Сайт подключен к системе Orphus. Если Вы увидели ошибку и хотите, чтобы она была устранена, выделите соответствующий фрагмент текста и нажмите Ctrl+Enter. |
Новгородова Э.А.
|
||
Назад |
Глава I.
|
Одним из первооткрывателей наскальных изображений Монголии следует считать русского ученого Н.М. Ядринцева. В 1889 г. в долине р. Орхон, в 50 км к северу от развалин Каракорума, в местности Кошо-Цайдам, им была обнаружена каменная стела с двуязычной надписью в честь древнетюркского принца Кюль-тегина. В верхней части стелы был выбит тамгообразный силуэт горного козла. Именно это изображение, четко датированное древнетюркским временем, стало опорой для датировки большой серии аналогичных петроглифов Тувы, Монголии, Южной Сибири.
В 1891 г. Российской Академией наук была направлена экспедиция под руководством акад. В.В. Радлова для изучения археологических памятников Орхонской долины. В числе прочих памятников экспедиция обнаружила изображения животных на камнях и отдельные каменные плиты, украшенные реалистическими изображениями оленей, на реках Нарийн и Горигийн при впадении их в Орхон и Селенгу соответственно. Через год В.В. Радловым был опубликован атлас, в который вошли тамгообразные знаки и рисунки на скалах и на тюркских стелах долины Орхона [Радлов, 1892].
Продолжая свои исследования Монголии, Н.М. Ядринцев в 1891 г. открыл разнообразные петроглифы на гранитных массивах Улан-хада на р. Толе [Ядринцев, 1892, с. 11-12]. Эти рисунки были вторично осмотрены в 1925 г. Г.И. Боровкой, который выделил две различные по типу и времени группы изображений [Боровка, 1927, с. 80]. Экспедицией Г.И. Боровки были обнаружены также рисунки в трех местах горного кряжа Ихэ-Алык и большая группа изображений на горе Дурбульджин на правом берегу р. Толы, примерно в 140 км к юго-западу от Улан-Батора.
В 1948—1949 гг. в МНР работала историко-культурная экспедиция под руководством С.В. Киселева.

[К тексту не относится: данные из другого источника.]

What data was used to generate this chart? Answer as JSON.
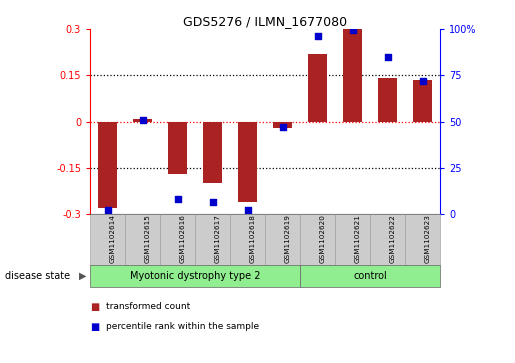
{
  "title": "GDS5276 / ILMN_1677080",
  "samples": [
    "GSM1102614",
    "GSM1102615",
    "GSM1102616",
    "GSM1102617",
    "GSM1102618",
    "GSM1102619",
    "GSM1102620",
    "GSM1102621",
    "GSM1102622",
    "GSM1102623"
  ],
  "red_values": [
    -0.28,
    0.01,
    -0.17,
    -0.2,
    -0.26,
    -0.02,
    0.22,
    0.3,
    0.14,
    0.135
  ],
  "blue_values": [
    2.0,
    51.0,
    8.0,
    6.5,
    2.5,
    47.0,
    96.0,
    99.5,
    85.0,
    72.0
  ],
  "ylim_left": [
    -0.3,
    0.3
  ],
  "ylim_right": [
    0,
    100
  ],
  "yticks_left": [
    -0.3,
    -0.15,
    0.0,
    0.15,
    0.3
  ],
  "ytick_labels_left": [
    "-0.3",
    "-0.15",
    "0",
    "0.15",
    "0.3"
  ],
  "yticks_right": [
    0,
    25,
    50,
    75,
    100
  ],
  "ytick_labels_right": [
    "0",
    "25",
    "50",
    "75",
    "100%"
  ],
  "group_separator": 6,
  "group1_label": "Myotonic dystrophy type 2",
  "group2_label": "control",
  "group_color": "#90EE90",
  "bar_width": 0.55,
  "red_color": "#AA2222",
  "blue_color": "#0000CC",
  "label_box_color": "#CCCCCC",
  "disease_state_label": "disease state",
  "legend_red": "transformed count",
  "legend_blue": "percentile rank within the sample",
  "blue_marker_size": 18,
  "fig_width": 5.15,
  "fig_height": 3.63,
  "dpi": 100
}
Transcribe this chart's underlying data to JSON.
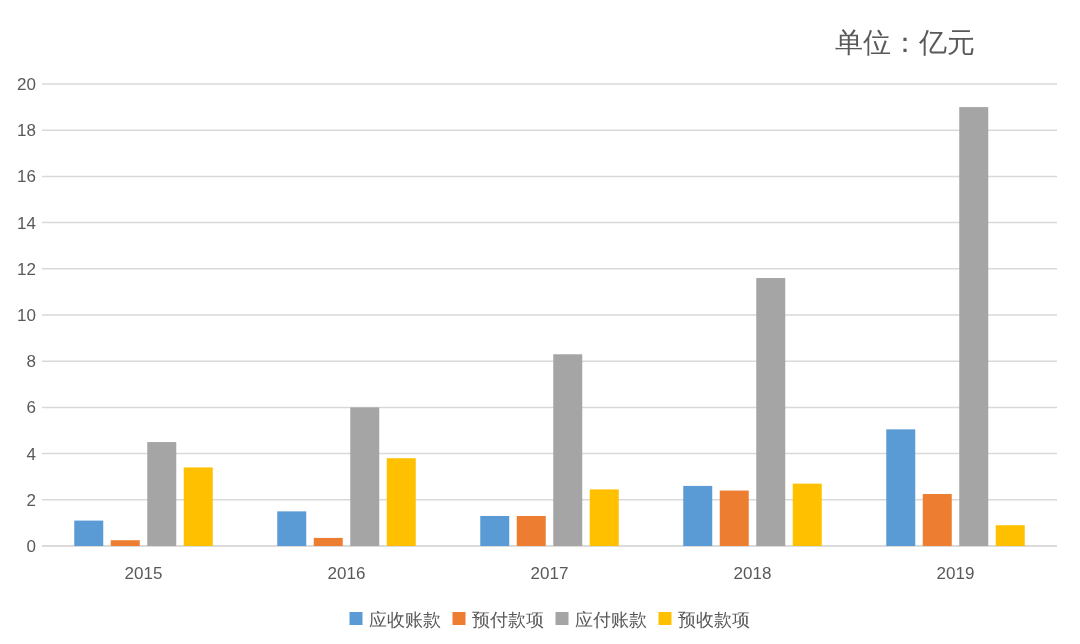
{
  "chart_data": {
    "type": "bar",
    "annotations": [
      "单位：亿元"
    ],
    "categories": [
      "2015",
      "2016",
      "2017",
      "2018",
      "2019"
    ],
    "series": [
      {
        "name": "应收账款",
        "color": "#5b9bd5",
        "values": [
          1.1,
          1.5,
          1.3,
          2.6,
          5.05
        ]
      },
      {
        "name": "预付款项",
        "color": "#ed7d31",
        "values": [
          0.25,
          0.35,
          1.3,
          2.4,
          2.25
        ]
      },
      {
        "name": "应付账款",
        "color": "#a5a5a5",
        "values": [
          4.5,
          6.0,
          8.3,
          11.6,
          19.0
        ]
      },
      {
        "name": "预收款项",
        "color": "#ffc000",
        "values": [
          3.4,
          3.8,
          2.45,
          2.7,
          0.9
        ]
      }
    ],
    "ylim": [
      0,
      20
    ],
    "yticks": [
      0,
      2,
      4,
      6,
      8,
      10,
      12,
      14,
      16,
      18,
      20
    ],
    "grid": "y",
    "legend": "bottom"
  }
}
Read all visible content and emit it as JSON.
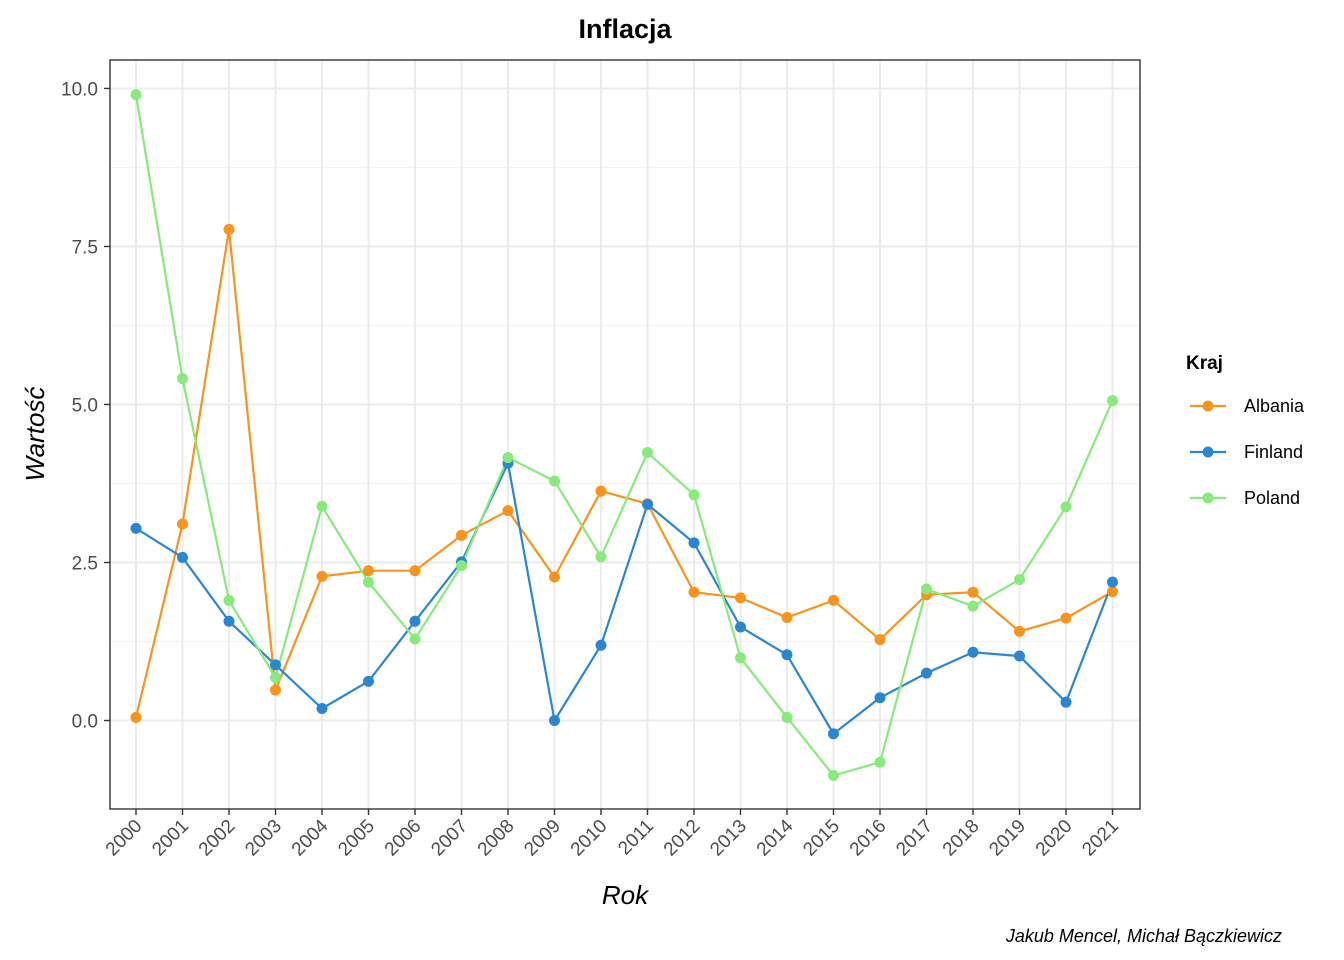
{
  "chart_data": {
    "type": "line",
    "title": "Inflacja",
    "xlabel": "Rok",
    "ylabel": "Wartość",
    "caption": "Jakub Mencel, Michał Bączkiewicz",
    "x": [
      "2000",
      "2001",
      "2002",
      "2003",
      "2004",
      "2005",
      "2006",
      "2007",
      "2008",
      "2009",
      "2010",
      "2011",
      "2012",
      "2013",
      "2014",
      "2015",
      "2016",
      "2017",
      "2018",
      "2019",
      "2020",
      "2021"
    ],
    "ylim": [
      -1.4,
      10.45
    ],
    "yticks": [
      0,
      2.5,
      5,
      7.5,
      10
    ],
    "ytick_labels": [
      "0.0",
      "2.5",
      "5.0",
      "7.5",
      "10.0"
    ],
    "grid": true,
    "legend": {
      "title": "Kraj",
      "position": "right"
    },
    "series": [
      {
        "name": "Albania",
        "color": "#f7941d",
        "values": [
          0.05,
          3.11,
          7.77,
          0.48,
          2.28,
          2.37,
          2.37,
          2.93,
          3.32,
          2.27,
          3.63,
          3.43,
          2.03,
          1.94,
          1.63,
          1.9,
          1.28,
          1.99,
          2.03,
          1.41,
          1.62,
          2.04
        ]
      },
      {
        "name": "Finland",
        "color": "#2b86d2",
        "values": [
          3.04,
          2.58,
          1.57,
          0.88,
          0.19,
          0.62,
          1.57,
          2.51,
          4.07,
          0.0,
          1.19,
          3.42,
          2.81,
          1.48,
          1.04,
          -0.21,
          0.36,
          0.75,
          1.08,
          1.02,
          0.29,
          2.19
        ]
      },
      {
        "name": "Poland",
        "color": "#87ea7b",
        "values": [
          9.9,
          5.41,
          1.9,
          0.68,
          3.39,
          2.19,
          1.29,
          2.45,
          4.16,
          3.79,
          2.59,
          4.24,
          3.57,
          0.99,
          0.05,
          -0.87,
          -0.66,
          2.08,
          1.81,
          2.23,
          3.38,
          5.06
        ]
      }
    ]
  }
}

В Кобдо сомоне (7/8) Увэр-Хангайского аймака, примерно в 5-6 км от горы Гурбан-сайхан-ула, экспедицией были открыты изображения козлов, змей и людей, а в местности Гачурт, в 30 км на северо-восток от Улан-Батора, на р. Толе, обнаружены рисунки охрой: фигурки людей, лошадей и птиц [Дорж, 1963, с. 10]. Кроме того, начальником этнографического отряда той же экспедиции К.В. Вяткиной были найдены изображения горных козлов на небольшой скале в 1,5 км от горы Шунхалай, напротив курорта Худжиртэ.
Разведочные работы сотрудников Комитета наук (ныне Академия наук) МНР в 1955 г. отметили изображения всадника с луком и стрелой, оленей, козлов и тамг на горе Хатуугийн в Убсунурском аймаке [Доржсурэн, 1957, с. 23]. В 1956—1957 гг. в пади Цэнэгт Ундурсант сомона Ара-Хангайского аймака монгольскими исследователями была обнаружена группа рисунков: скачущий олень, кабан, танцующие люди, лось [Сэр-Оджав, 1957, с. 23]. Они интересны своим стилистическим сходством с рисунками на Шишкинских скалах на Лене. Наконец, на одиноко стоящей скале Тайхар-чулуу в Тамир сомоне, примерно в 15 км к северо-западу от г. Цэцэрлэг, на северном берегу р. Тамир, были открыты выполненные красной и черной краской изображения людей, рыб, тамг, а также древнетюркские тексты.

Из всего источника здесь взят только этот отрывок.